D. Esco Walker was educated in the district schools of his native township and in the Southern Illinois State Normal University at Carbondale, and began teaching school in 1901. He taught three years, his last being in the Vienna High School, and during 1904 and 1905 served as assistant postmaster of Vienna. On January 1st of the latter year he became business manager and associate editor of the Vienna Times, also retaining his position of assistant postmaster until August 1, 1906. On August 29th following, on account of poor health, he resigned his position with the newspaper, and engaged in the Abstract, Real Estate, Insurance and Loan business, incorporating his abstract business March 10, 1911, under the corporate name of the Johnson County Abstract Company.
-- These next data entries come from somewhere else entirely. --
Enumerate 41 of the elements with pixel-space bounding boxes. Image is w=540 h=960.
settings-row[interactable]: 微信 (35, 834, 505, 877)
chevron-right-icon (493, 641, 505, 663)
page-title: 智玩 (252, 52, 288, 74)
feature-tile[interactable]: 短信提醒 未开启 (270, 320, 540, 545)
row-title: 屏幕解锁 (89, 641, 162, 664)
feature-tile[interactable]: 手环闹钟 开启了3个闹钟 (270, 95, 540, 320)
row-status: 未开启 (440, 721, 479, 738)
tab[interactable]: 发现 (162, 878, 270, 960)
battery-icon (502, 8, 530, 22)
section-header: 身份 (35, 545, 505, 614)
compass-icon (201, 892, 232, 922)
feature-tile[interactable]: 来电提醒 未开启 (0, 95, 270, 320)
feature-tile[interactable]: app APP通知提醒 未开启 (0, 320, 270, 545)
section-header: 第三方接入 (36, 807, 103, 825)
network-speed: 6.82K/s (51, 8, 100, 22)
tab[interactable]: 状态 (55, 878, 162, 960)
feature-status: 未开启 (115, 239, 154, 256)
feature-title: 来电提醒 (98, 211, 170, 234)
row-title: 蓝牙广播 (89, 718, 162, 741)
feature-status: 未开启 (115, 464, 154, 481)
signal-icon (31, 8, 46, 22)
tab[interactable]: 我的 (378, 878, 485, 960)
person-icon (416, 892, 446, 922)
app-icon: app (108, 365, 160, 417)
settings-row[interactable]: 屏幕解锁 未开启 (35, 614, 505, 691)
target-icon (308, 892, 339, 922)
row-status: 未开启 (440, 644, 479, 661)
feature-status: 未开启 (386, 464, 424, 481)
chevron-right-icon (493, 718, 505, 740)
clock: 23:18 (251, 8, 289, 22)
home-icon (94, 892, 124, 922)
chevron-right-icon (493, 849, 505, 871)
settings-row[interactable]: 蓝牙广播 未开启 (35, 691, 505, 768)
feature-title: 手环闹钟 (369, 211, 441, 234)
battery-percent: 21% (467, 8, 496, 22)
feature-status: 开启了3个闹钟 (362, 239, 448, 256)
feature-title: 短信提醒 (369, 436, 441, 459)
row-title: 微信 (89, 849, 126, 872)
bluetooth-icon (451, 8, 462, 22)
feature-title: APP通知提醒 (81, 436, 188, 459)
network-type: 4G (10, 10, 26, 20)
This company possesses the only complete set of abstract books in Johnson county. In addition to being president of this concern, he serves in a like capacity with the Egyptian Land and Loan Company, a firm capitalized at fifty thousand dollars, of which C. W. Mills is secretary and Noel Whitehead, treasurer, and is senior member of the firm of Walker, Mills & Whitehead, the heaviest fire insurance agency in Johnson county, representing ten companies. Mr. Walker finds time from his other duties to manage a farm of one hundred and sixty acres owned by the Egyptian Land and Loan Company, has owned and operated several other farms in Johnson county; owns one-fifth interest in the farm of one hundred and forty-eight and one-third acres left by his father, in addition to a dwelling and four city lots in Charleston, Coles county, Illinois, and a residence lot in Afruitland, Texas, and is interested in Doyles Consolidated Mines Company, of Colorado. His politics are those of the Republican party, and fraternally he is connected with the Knights of Pythias, No. 651, Vienna, Romeo Lodge; and American Council, No. 77, Jr. O. U. A. M., of Vienna. He is a deeply religious man and is regularly ordained minister of the Missionary Baptist church.

On December 25, 1906, Mr. Walker was married to Eva Simmons, of Johnson county, daughter of C. R. and Mahalya (Benson) Simmons. C. R. Simmons was a son of Wiley Simmons, who died in July, 1911, at the age of seventy-four years, the latter being the son of Wiley Simmons, Sr., who came to Johnson county from Tennessee during the early forties, entering land in Bloomfield township. Mr. and Mrs. Walker have three children: Frances Mahalya, who was born October 17, 1907; D. Esco, Jr., born September 12, 1909; and Evalyn Majenta, born January 7, 1912.

Throughout his entire business career Mr. Walker has associated himself only with those enterprises which proved themselves thoroughly legitimate in every way, and his own business dealings have stamped him as a man of the highest integrity, on whose career there is not the slightest stain or blemish. He can look back over a career of usefulness to his community and his fellow citizens, and taking his past as a criterion the future holds much in store for him.